Writing in the newspaper, Ma'ariv, journalist Bambi Sheleg, also a member of the national religious camp, came out strongly against the way many religious Jews subordinate their own judgment to that of the rabbis.
"Under the cloak of 'Torah ruling,' the smartest people suppress their independent views and their capacity to interpret reality as they see it," she wrote. "To be an observant Jew, you don't need a rabbi to think for you. A rabbi can decide on matters of kashrut, Shabbat and excommunication; he cannot decide for us on questions of life and death, especially when they are national questions."
In Yediot Achronot, political scientist Shlomo Avineri developed the same argument.

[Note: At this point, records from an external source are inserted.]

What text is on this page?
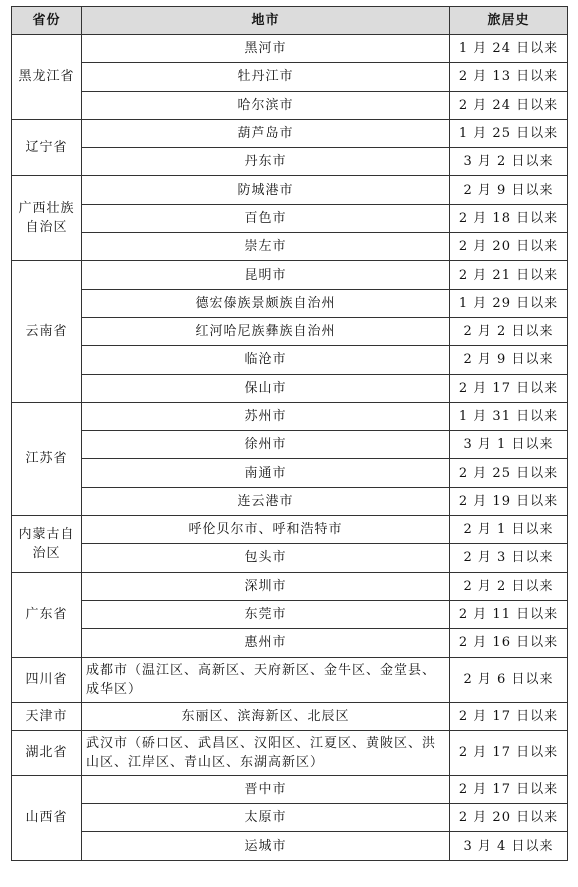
省份	地市	旅居史
黑龙江省	黑河市	1 月 24 日以来
	牡丹江市	2 月 13 日以来
	哈尔滨市	2 月 24 日以来
辽宁省	葫芦岛市	1 月 25 日以来
	丹东市	3 月 2 日以来
广西壮族自治区	防城港市	2 月 9 日以来
	百色市	2 月 18 日以来
	崇左市	2 月 20 日以来
云南省	昆明市	2 月 21 日以来
	德宏傣族景颇族自治州	1 月 29 日以来
	红河哈尼族彝族自治州	2 月 2 日以来
	临沧市	2 月 9 日以来
	保山市	2 月 17 日以来
江苏省	苏州市	1 月 31 日以来
	徐州市	3 月 1 日以来
	南通市	2 月 25 日以来
	连云港市	2 月 19 日以来
内蒙古自治区	呼伦贝尔市、呼和浩特市	2 月 1 日以来
	包头市	2 月 3 日以来
广东省	深圳市	2 月 2 日以来
	东莞市	2 月 11 日以来
	惠州市	2 月 16 日以来
四川省	成都市（温江区、高新区、天府新区、金牛区、金堂县、成华区）	2 月 6 日以来
天津市	东丽区、滨海新区、北辰区	2 月 17 日以来
湖北省	武汉市（硚口区、武昌区、汉阳区、江夏区、黄陂区、洪山区、江岸区、青山区、东湖高新区）	2 月 17 日以来
山西省	晋中市	2 月 17 日以来
	太原市	2 月 20 日以来
	运城市	3 月 4 日以来
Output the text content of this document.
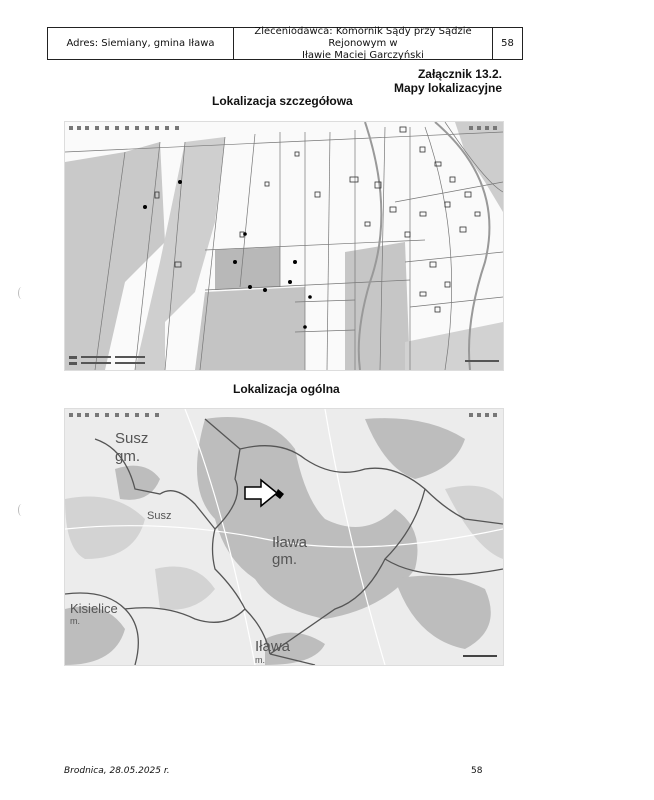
Adres: Siemiany, gmina Iława
Zleceniodawca: Komornik Sądy przy Sądzie Rejonowym w
Iławie Maciej Garczyński
58
Załącznik 13.2.
Mapy lokalizacyjne
Lokalizacja szczegółowa
Lokalizacja ogólna
Susz
gm.
Susz
Iława
gm.
Kisielice
m.
Iława
m.
Brodnica, 28.05.2025 r.	58
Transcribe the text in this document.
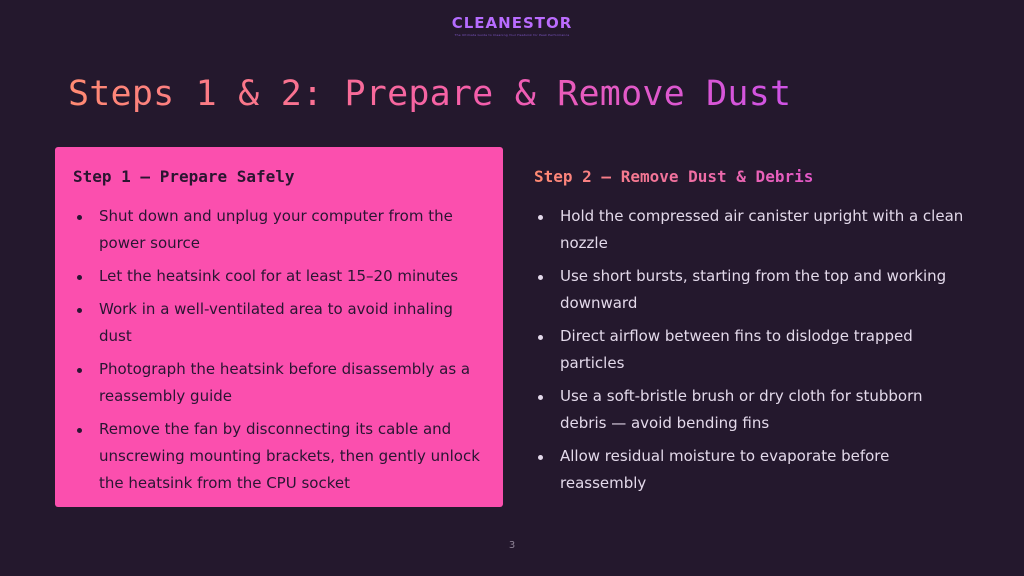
CLEANESTOR
The Ultimate Guide to Cleaning Your Heatsink for Peak Performance
Steps 1 & 2: Prepare & Remove Dust
Step 1 — Prepare Safely
Shut down and unplug your computer from the power source
Let the heatsink cool for at least 15–20 minutes
Work in a well-ventilated area to avoid inhaling dust
Photograph the heatsink before disassembly as a reassembly guide
Remove the fan by disconnecting its cable and unscrewing mounting brackets, then gently unlock the heatsink from the CPU socket
Step 2 — Remove Dust & Debris
Hold the compressed air canister upright with a clean nozzle
Use short bursts, starting from the top and working downward
Direct airflow between fins to dislodge trapped particles
Use a soft-bristle brush or dry cloth for stubborn debris — avoid bending fins
Allow residual moisture to evaporate before reassembly
3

A secular, left-wing Jew, Avineri maintained that rabbis should not have any special say in matters of state, because the Jewish religious law they rely on was developed for the Diaspora, not for conditions of national sovereignty.
"In matters of state, the halacha [Jewish law] has nothing to say, because it was developed -- and that's its power and glory -- at a time when the Israeli people did not have a state of their own," he wrote.
Criticism from the left reflected public impatience with the settlers. Labor Party legislator Ophir Pines-Paz accused settler leaders of hypocrisy for claiming to be against refusal but doing little to discourage it.
In fact, more and more pundits are calling on the government to set a final withdrawal date. After that, they say, settlers who decide to stay in their homes will have to fend for themselves, without IDF protection or government responsibility for their fate.
Leslie Susser is the diplomatic correspondent for the Jerusalem Report.